Stung particularly hard by a two-run homer off the bat of St. Louis outfielder Rick Ankiel and a three-hit game from Skip Schumaker, Davis would be out of the game after 3 2/3 innings. It wouldn't help, either, when diving first baseman Adam LaRoche couldn't come up with a grounder in the fourth that could have sealed the second out of the frame.

That error would be followed by two hits, a sacrifice fly and two walks as the Cardinals hastily pushed their run total to eight (six earned) against Davis. That last walk, which came on four pitches with the bases loaded, would mark the end of the night for Davis.

"My job is to go out there and keep the team in it and eat some innings, and I didn't do that tonight," Davis said. "If you just chalk it up [to bad luck], the domino effect can happen. You've just got to figure it out."

The start, Davis' third since joining the Pirates on July 27, was a significant aberration from his previous two. The righty had earned himself a stay in the rotation with consecutive quality starts in which he combined to allow only two earned runs.

Both of the Pirates' runs would come courtesy of Ryan Doumit, who launched a two-run homer off St. Louis starter Todd Wellemeyer in the third to temporarily tie the game at 2. The Pittsburgh catcher finished a triple short of the cycle to notch his second three-hit night of the series.

Outfielders Jason Michaels and Brandon Moss each finished with multihit games as well. Moss had returned to the lineup after missing two games recovering from a twisted left ankle. The recovery process was expected to take longer, but Moss forced his manager to put him in on Wednesday after showing no ill-effects running or hitting on Tuesday. He passed the test on Wednesday, too.

"There's a little soreness and stiffness just from not playing," Moss said afterward. "But it wasn't anything I couldn't play through. The off-day [Thursday] should help."

The offense would put together the framework of a potential comeback rally in the eighth as two hits and a walks loaded the bases with one out for shortstop Jack Wilson. No damage would be done, though, as Wilson grounded sharply into an inning-ending double play.
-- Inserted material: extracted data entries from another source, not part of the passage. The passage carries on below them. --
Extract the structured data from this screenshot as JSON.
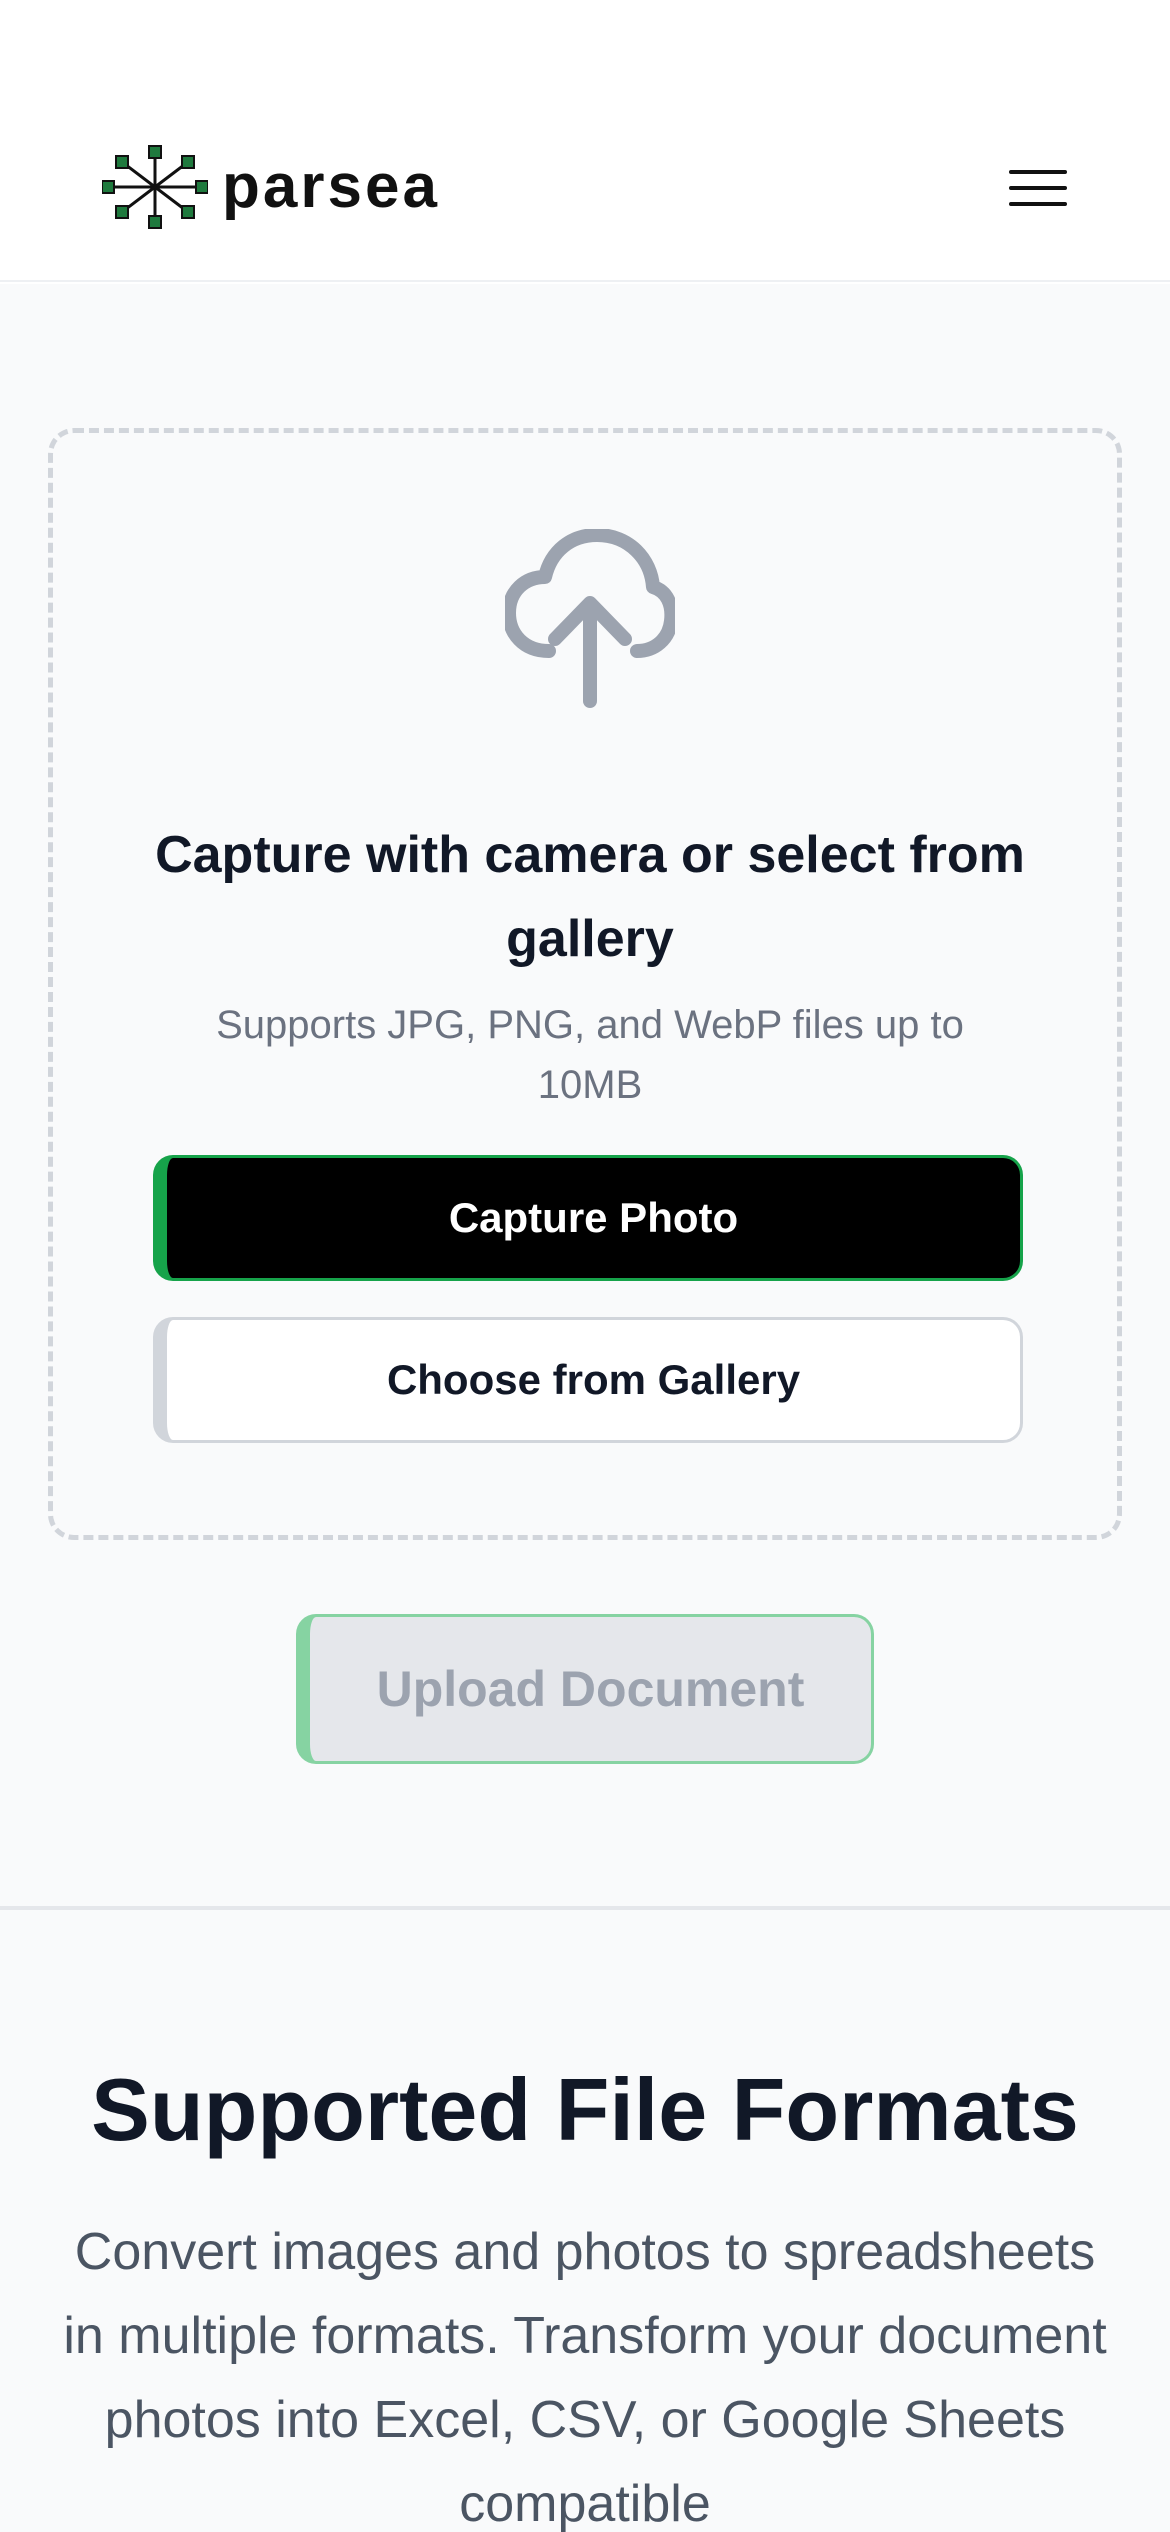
{
  "header": {
    "brand_name": "parsea",
    "logo_icon": "network-node-logo",
    "menu_icon": "hamburger-menu-icon"
  },
  "upload": {
    "icon": "cloud-upload-icon",
    "title": "Capture with camera or select from gallery",
    "subtitle": "Supports JPG, PNG, and WebP files up to 10MB",
    "capture_button": "Capture Photo",
    "gallery_button": "Choose from Gallery",
    "upload_button": "Upload Document"
  },
  "formats": {
    "title": "Supported File Formats",
    "description": "Convert images and photos to spreadsheets in multiple formats. Transform your document photos into Excel, CSV, or Google Sheets compatible"
  },
  "colors": {
    "accent_green": "#16a34a",
    "logo_node_green": "#1f7a3e",
    "text_dark": "#111827",
    "text_muted": "#6b7280",
    "disabled_bg": "#e5e7eb",
    "page_bg_gray": "#f9fafb"
  }
}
"We got down pretty big early," Russell said, "and couldn't do much after that."

On a positive pitching note, reliever Romulo Sanchez calmed the Cardinals' offensive storm by limiting the team to just one hit in his 2 1/3 scoreless innings of work. Reliever Craig Hansen wouldn't fare quite as well, however, as he allowed three runs on three hits and two walks in two innings.

With the loss, the Pirates split the short two-game series against the Cardinals to finish the season 5-4 at Busch Stadium. The winning record on the Cardinals' home field was the first for the Bucs since going 4-2 in 1999.

Jenifer Langosch is a reporter for MLB.com. This story was not subject to the approval of Major League Baseball or its clubs.